Among other things, the task force is aiming to expand free schools meals to every child on Universal Credit.
Rashford explained what it can be like for children to go hungry through the school day, adding: "If you're young and you're not eating you just have no energy, you don't feel comfortable going to school.
"Most of the times, the ones that aren't eating, they just sleep all day at school because they're physically drained."
"It can be the beginning of homelessness or crime and it starts so many different pathways that you don't want your children to go down," Rashford said.
After Kevin Hollinrake MP tweeted Rashford, as below, saying it was parents' responsibility to feed their children, the footballer said comments like this contributed to the 'stigma' around asking for help.
"I've always been brought up that if you need help and someone is in a position to help then you should feel comfortable to ask them and my response was just trying to reiterate that," Rashford said.
"We actually need people to ask for help in order to get them the help that they need."
A group of supermarkets, businesses and charities - including Aldi, Asda, Co-op, Deliveroo, FareShare, Food Foundation, Iceland, Kellogg's, Lidl, Sainsbury's, Tesco and Waitrose - have formed a task force and backed proposals from the National Food Strategy, an independent review of UK food policy.
The task force is calling for three policy recommendations by the National Food Strategy to be funded by the government as soon as possible:
Expanding free school meals to every child from a household on Universal Credit or equivalent, reaching an additional 1.5m children aged seven to 16.

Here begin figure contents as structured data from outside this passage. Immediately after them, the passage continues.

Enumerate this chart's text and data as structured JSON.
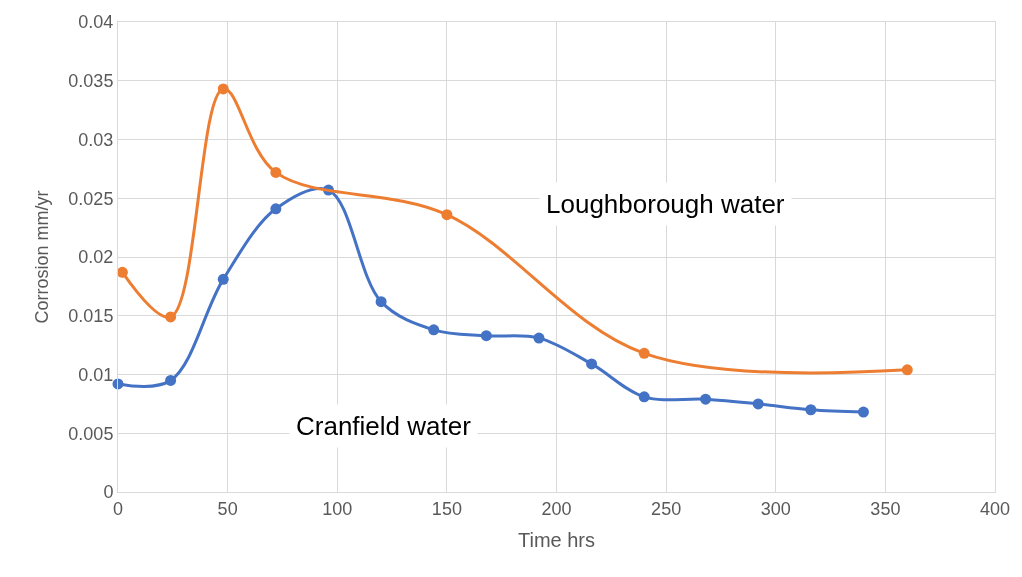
{
  "chart_data": {
    "type": "line",
    "xlabel": "Time hrs",
    "ylabel": "Corrosion mm/yr",
    "xlim": [
      0,
      400
    ],
    "xticks": [
      0,
      50,
      100,
      150,
      200,
      250,
      300,
      350,
      400
    ],
    "ylim": [
      0,
      0.04
    ],
    "yticks": [
      0,
      0.005,
      0.01,
      0.015,
      0.02,
      0.025,
      0.03,
      0.035,
      0.04
    ],
    "grid": true,
    "legend": false,
    "marker": "circle",
    "line_style": "solid",
    "series": [
      {
        "name": "Cranfield water",
        "color": "#4472c4",
        "x": [
          0,
          24,
          48,
          72,
          96,
          120,
          144,
          168,
          192,
          216,
          240,
          268,
          292,
          316,
          340
        ],
        "values": [
          0.0092,
          0.0095,
          0.0181,
          0.0241,
          0.0257,
          0.0162,
          0.0138,
          0.0133,
          0.0131,
          0.0109,
          0.0081,
          0.0079,
          0.0075,
          0.007,
          0.0068
        ]
      },
      {
        "name": "Loughborough water",
        "color": "#ed7d31",
        "x": [
          2,
          24,
          48,
          72,
          150,
          240,
          360
        ],
        "values": [
          0.0187,
          0.0149,
          0.0343,
          0.0272,
          0.0236,
          0.0118,
          0.0104
        ]
      }
    ]
  }
}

Expanding an existing school holiday food and activities programme to support all children on free school meals in all areas of England. instead of the current 50,000 children that are helped.
Increasing the value of the Healthy Start vouchers - which help parents with children under the age of four and pregnant women buy some basic foods - from £3.10 to £4.25 per week, and expanding it to all those on Universal Credit or equivalent, reaching an additional 290,000 people.